This depends a lot on your intentions,
You can set out some rough guidelines (I need a bunch of islands and a big desert on the same continent as some quality farmland) and then work from there, figuring out what you need to get it. But if you get too detailed you will end up having to change things. The other approach is just to create a world and write the story to fit it, computer generation is your friend there, since it will work out everything for you.
Assuming an earth like planet, two things decide climate continental position and average temprature, everything else gets derived from those two things. Continental position and planetary air cells (which don't vary much) decide most of your climate with average temprature deciding more overall trends. I will mention each one briefly because each could be a question in and of itself, which not be a bad series.
Air cells form fairly straight forward patterns, and control prevalent wind directions. They can be simplified into rising air is warmer and wet and flavors forests and descending air is cooler and dry, and favor deserts. Large biomes generally will not cross these cells, the exception is if they are very narrow and bordered on one side by mountains and coastline on the other.
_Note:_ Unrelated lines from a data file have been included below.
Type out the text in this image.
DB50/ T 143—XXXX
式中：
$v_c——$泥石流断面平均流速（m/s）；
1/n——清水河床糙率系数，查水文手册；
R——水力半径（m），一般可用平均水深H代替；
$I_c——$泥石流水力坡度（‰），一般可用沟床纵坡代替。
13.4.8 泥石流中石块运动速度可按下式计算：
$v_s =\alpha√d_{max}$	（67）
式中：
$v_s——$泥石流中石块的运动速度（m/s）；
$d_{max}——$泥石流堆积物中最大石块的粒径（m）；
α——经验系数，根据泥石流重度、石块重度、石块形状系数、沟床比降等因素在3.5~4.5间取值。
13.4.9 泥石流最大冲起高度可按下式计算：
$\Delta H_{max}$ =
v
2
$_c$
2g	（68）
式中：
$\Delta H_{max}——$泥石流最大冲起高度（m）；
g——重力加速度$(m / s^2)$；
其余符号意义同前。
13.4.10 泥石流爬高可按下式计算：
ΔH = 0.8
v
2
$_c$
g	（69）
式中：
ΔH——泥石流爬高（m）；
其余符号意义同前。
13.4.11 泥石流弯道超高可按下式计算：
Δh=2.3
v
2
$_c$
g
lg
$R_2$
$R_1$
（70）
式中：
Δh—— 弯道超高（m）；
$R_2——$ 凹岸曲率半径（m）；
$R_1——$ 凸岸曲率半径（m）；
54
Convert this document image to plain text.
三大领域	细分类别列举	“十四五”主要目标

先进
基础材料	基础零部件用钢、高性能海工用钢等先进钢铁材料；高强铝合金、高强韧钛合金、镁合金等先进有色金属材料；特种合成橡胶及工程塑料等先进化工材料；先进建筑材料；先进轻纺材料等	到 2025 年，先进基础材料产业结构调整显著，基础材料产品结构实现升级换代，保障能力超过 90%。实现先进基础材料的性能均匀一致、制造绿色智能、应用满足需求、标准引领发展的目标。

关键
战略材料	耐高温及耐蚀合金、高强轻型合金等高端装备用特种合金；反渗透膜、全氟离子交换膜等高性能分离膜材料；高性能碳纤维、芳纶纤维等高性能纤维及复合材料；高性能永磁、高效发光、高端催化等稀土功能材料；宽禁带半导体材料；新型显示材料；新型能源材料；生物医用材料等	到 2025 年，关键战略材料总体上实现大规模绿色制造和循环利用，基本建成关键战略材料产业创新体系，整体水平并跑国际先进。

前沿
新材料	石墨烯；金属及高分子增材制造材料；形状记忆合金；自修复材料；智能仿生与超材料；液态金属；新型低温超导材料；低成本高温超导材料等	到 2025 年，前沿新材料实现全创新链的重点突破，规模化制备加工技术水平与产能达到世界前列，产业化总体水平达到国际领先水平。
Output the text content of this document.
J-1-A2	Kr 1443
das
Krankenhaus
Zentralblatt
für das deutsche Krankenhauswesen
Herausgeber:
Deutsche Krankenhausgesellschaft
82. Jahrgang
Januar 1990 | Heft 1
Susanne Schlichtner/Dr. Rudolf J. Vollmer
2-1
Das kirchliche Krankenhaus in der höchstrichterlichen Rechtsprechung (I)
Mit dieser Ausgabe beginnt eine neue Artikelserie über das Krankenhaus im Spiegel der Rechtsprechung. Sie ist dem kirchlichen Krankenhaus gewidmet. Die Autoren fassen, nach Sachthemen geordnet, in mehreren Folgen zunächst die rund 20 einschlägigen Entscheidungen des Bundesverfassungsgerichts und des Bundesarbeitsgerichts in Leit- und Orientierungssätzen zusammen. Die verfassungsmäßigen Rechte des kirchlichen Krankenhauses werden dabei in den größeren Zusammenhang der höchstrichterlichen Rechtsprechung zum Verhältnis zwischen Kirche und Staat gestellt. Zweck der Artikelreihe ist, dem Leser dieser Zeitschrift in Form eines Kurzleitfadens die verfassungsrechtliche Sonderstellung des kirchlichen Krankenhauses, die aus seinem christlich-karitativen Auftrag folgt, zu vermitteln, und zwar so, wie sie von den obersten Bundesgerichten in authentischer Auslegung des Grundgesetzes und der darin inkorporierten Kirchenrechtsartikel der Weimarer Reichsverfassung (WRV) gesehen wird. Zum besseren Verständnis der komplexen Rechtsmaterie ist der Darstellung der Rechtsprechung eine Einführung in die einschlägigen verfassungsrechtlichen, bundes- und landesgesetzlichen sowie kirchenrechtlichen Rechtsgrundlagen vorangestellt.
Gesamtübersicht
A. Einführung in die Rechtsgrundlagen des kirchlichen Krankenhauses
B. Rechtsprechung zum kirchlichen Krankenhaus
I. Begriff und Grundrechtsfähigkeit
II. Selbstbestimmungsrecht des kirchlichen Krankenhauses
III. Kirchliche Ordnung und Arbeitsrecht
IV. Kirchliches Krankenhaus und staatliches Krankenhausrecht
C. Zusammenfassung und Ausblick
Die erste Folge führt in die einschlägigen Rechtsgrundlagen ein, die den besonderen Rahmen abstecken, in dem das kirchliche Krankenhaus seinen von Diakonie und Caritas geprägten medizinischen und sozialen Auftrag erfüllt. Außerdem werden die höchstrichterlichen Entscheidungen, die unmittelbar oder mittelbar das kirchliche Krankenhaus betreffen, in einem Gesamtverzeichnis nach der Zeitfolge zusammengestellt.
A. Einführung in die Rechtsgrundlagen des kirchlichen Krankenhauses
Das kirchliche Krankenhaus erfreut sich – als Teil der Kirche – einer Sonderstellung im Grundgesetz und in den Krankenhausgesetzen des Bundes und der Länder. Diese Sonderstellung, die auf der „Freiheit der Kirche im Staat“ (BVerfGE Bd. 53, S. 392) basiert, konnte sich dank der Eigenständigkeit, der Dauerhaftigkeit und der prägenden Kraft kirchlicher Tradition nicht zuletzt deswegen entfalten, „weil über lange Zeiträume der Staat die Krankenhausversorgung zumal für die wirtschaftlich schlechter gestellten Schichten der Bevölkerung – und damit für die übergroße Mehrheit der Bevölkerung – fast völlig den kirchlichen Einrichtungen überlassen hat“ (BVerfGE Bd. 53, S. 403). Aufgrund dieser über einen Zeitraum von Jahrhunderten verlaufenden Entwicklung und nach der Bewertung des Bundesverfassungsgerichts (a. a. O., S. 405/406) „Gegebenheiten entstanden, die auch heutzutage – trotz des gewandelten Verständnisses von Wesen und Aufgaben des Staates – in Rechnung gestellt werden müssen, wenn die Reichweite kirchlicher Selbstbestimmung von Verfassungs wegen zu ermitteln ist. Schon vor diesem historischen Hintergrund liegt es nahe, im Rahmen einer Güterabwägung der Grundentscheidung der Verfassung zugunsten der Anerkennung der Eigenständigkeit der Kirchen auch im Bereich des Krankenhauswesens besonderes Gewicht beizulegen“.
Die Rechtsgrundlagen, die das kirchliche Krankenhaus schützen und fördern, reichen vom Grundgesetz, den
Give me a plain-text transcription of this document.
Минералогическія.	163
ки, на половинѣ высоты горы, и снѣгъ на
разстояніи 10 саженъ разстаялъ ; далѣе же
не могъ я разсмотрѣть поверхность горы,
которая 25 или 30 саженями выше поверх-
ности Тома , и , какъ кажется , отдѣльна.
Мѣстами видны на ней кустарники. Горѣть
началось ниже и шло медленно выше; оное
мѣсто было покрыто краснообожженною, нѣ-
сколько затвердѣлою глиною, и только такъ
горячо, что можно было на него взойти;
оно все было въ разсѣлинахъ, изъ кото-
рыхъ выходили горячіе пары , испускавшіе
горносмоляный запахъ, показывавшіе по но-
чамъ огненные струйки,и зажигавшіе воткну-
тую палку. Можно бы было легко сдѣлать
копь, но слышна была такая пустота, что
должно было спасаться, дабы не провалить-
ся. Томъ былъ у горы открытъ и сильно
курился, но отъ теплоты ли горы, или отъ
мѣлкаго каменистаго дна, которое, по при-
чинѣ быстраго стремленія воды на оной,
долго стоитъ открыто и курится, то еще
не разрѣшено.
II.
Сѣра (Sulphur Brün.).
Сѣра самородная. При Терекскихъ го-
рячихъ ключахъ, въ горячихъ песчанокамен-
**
Continents in how they are moving tell you where your mountains and volcanoes are, how easy it is for ice sheets to form, and where your rivers are. the same continent at a different latitude can have a very different climate due to which air cells it is interacting with but there are some general trends. The leeward side of mountain range is drier and the windward side is wetter, and the bigger(taller) the range the more extreme this is, this called rain shadow. Rivers mostly flow from mountains to the coast, merging into bigger and bigger rivers the farther they go. One of the easy give aways of a fantasy map is rivers that make no sense. If you have continents close to or over the pole it is very easy for ice sheets to form. Continents also of course shape your oceans and ocean circulation can have a lesser effect on climate as well, for instance the flow of water from pole to equator in the atlantic keeps the east coast of the US wet and warm.
Of course continents themselves have rules, continents tend to have coastlines/bordered they are a collection of 120 degree angles connected by rough more or less straight lines, this is caused by how rock breaks under pressure. The exception is subduction arcs which form arc shaped islands or island chains (see alaska or japan) Another easy give away of a fantasy map is continents with long straight coastlines or many smooth curves.